I had an interesting conversation last Sunday with a guy, mid-30's, who admitted he hadn't been on a date in at least 6 months. He wasn't very outgoing or good-looking. He also admitted he didn't talk to many women so it wasn't much of a surprise. I kind of felt bad for him until the conversation continued. He went on to say that he was really waiting for a certain someone he had in mind. No, not an actual person he knew existed. This hefty, middle-aged guy was looking for a girl about 5'4" and who weighed, his words, "100 lbs".
The obvious conclusion is that this guy will never date. But it also brings up another issue with women and body image. Where did this guy get this idea? Is this commonly lurking in the minds of other men? a woman of 5'4" and 100 lbs is not a woman at all but a 12 year old girl. It is this type of unrealistic idealism that worries me.
Women are already harsh on themselves. I sometimes have to stop and realize when I'm being harsh on myself. I was tagged in these photos at a friend's birthday party last night.
You know the first thing I thought? Not, wow, we were all having such a good time or look how cute I look.

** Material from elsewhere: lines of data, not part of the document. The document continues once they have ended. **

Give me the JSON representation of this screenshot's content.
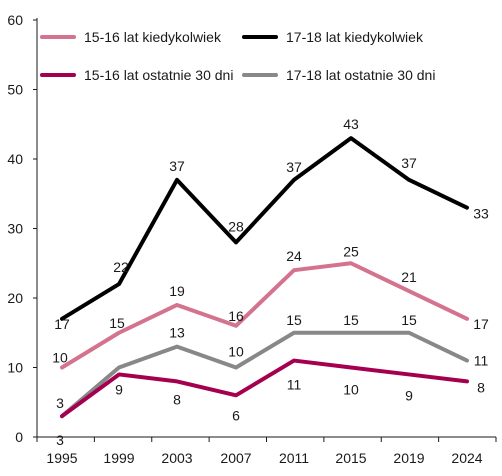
{
  "chart_data": {
    "type": "line",
    "title": "",
    "xlabel": "",
    "ylabel": "",
    "ylim": [
      0,
      60
    ],
    "yticks": [
      0,
      10,
      20,
      30,
      40,
      50,
      60
    ],
    "grid": false,
    "legend_position": "top",
    "categories": [
      "1995",
      "1999",
      "2003",
      "2007",
      "2011",
      "2015",
      "2019",
      "2024"
    ],
    "series": [
      {
        "name": "15-16 lat kiedykolwiek",
        "color": "#d4738e",
        "values": [
          10,
          15,
          19,
          16,
          24,
          25,
          21,
          17
        ]
      },
      {
        "name": "17-18 lat kiedykolwiek",
        "color": "#000000",
        "values": [
          17,
          22,
          37,
          28,
          37,
          43,
          37,
          33
        ]
      },
      {
        "name": "15-16 lat ostatnie 30 dni",
        "color": "#a5004f",
        "values": [
          3,
          9,
          8,
          6,
          11,
          10,
          9,
          8
        ]
      },
      {
        "name": "17-18 lat ostatnie 30 dni",
        "color": "#888888",
        "values": [
          3,
          10,
          13,
          10,
          15,
          15,
          15,
          11
        ]
      }
    ]
  }
}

I thought, holy cow, fattie, lose some weight. I had to stop myself and really evaluate what I was doing. It's something I recognize I do and that a lot of women do.

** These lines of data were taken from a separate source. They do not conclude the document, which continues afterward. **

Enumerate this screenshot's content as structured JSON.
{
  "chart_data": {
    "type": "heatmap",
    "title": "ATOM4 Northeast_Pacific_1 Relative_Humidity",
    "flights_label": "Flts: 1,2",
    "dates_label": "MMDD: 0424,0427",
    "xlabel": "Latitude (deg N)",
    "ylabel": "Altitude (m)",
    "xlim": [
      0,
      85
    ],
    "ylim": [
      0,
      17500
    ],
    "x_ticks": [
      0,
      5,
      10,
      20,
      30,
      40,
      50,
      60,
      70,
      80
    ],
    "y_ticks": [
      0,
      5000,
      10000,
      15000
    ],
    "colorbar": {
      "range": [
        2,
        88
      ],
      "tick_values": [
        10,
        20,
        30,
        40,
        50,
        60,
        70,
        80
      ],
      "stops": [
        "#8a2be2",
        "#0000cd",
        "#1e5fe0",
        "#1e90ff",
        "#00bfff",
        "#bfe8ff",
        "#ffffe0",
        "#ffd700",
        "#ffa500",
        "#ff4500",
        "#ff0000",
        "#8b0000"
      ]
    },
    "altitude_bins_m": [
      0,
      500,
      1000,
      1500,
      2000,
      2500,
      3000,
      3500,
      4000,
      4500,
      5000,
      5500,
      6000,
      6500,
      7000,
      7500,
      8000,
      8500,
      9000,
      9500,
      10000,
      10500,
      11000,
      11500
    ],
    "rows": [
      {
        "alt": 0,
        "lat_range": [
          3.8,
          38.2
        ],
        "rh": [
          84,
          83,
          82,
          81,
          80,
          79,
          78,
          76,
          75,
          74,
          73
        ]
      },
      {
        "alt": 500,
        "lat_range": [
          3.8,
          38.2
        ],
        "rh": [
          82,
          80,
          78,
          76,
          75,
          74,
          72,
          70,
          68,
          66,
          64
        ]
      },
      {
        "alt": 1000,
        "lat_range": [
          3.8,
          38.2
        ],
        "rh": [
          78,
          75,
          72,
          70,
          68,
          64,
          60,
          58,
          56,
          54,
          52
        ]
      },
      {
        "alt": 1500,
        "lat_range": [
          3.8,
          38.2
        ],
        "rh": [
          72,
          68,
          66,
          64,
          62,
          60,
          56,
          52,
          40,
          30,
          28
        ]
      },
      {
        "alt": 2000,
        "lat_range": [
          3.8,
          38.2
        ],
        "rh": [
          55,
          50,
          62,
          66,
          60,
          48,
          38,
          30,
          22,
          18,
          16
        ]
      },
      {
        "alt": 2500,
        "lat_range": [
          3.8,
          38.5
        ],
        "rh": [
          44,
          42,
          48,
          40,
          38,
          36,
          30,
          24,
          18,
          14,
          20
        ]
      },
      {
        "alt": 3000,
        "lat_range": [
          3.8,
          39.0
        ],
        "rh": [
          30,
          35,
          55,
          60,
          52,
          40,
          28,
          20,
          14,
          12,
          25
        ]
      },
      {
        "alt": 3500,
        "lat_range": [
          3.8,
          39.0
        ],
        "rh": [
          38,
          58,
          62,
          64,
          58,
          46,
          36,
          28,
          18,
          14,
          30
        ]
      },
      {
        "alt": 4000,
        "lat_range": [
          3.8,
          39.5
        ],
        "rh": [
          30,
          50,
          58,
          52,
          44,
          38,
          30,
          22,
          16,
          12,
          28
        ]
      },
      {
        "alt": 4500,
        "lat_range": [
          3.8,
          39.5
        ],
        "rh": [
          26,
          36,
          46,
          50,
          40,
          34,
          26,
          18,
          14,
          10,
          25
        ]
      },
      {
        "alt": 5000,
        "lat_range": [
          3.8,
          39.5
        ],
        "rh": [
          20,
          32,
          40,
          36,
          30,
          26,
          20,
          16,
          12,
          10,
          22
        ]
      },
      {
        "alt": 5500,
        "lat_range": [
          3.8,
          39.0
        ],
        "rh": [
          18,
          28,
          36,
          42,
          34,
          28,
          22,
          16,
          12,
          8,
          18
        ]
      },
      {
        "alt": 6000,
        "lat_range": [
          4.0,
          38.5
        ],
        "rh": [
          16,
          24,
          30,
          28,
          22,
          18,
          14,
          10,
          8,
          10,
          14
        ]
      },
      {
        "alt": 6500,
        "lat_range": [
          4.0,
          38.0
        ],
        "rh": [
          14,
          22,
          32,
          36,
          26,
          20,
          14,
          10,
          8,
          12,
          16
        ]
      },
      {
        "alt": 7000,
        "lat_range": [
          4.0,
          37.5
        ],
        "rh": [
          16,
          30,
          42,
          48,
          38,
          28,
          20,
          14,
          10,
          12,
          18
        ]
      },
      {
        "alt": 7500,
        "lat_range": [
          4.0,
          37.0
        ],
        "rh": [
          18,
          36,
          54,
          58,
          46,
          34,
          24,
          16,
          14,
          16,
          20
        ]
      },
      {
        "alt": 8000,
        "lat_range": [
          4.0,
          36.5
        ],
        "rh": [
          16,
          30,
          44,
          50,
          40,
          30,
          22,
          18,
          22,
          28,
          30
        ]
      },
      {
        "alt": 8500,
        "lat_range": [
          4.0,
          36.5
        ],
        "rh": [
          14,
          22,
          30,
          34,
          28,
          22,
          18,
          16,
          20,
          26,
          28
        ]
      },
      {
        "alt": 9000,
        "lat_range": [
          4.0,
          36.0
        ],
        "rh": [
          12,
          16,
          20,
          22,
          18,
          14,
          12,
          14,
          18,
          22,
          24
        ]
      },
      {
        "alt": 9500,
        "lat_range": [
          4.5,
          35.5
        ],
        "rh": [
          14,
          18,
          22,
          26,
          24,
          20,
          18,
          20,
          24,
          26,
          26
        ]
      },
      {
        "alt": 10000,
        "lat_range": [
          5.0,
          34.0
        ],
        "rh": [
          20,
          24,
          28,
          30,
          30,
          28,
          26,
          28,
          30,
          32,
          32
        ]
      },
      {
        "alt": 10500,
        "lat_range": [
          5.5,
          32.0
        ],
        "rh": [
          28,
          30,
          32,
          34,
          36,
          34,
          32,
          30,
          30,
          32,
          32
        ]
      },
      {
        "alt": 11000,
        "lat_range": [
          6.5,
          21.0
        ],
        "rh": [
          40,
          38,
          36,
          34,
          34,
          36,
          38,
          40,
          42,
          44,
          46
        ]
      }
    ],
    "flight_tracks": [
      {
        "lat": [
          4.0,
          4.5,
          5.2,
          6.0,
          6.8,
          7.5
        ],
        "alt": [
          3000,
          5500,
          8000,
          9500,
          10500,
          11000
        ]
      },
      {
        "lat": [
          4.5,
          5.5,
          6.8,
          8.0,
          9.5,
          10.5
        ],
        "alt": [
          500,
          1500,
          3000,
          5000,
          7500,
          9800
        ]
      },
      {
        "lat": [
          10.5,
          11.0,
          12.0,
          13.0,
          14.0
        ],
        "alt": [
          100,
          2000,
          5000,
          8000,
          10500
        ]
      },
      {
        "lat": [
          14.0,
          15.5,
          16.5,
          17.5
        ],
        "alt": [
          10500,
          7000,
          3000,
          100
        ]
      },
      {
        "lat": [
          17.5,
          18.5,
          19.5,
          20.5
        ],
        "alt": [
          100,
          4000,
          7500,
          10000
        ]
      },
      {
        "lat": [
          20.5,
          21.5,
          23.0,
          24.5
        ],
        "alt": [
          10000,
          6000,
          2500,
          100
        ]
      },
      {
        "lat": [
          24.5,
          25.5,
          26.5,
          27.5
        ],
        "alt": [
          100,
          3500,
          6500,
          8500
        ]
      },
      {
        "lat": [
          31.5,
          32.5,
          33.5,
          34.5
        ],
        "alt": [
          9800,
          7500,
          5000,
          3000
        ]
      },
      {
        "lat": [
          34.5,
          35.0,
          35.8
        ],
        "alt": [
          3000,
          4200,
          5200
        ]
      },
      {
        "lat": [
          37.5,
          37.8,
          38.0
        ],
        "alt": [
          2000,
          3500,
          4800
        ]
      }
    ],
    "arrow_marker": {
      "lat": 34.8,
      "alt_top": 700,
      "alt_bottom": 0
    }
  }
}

I will never be 5'4" and 100 lbs unless some serious disease strikes me. I am not a skinny girl. But I'm not a fat girl, either. I exercise, I eat right and ya, I've still got curves. I used to hate them, but they are a part of me no matter what I do. And you know what? I don't need the approval of some gross 35 year old guy who never dates anyone anyway. I look good! I want other women to see themselves and to tell themselves they look good, too when they do. We are so hard on ourselves as women. Society is so hard on us to look a certain way. I'm curvy. I look good curvy. God made me curvy and it looks good on me. It's accepting that over and over and over again that is the challenge.
I'm not fat. I look like a woman. At least that's what I keep telling myself. And real women got curves, right?
...Although in that second pic I look like I could stand to lose 15 lbs. I'll stop it now.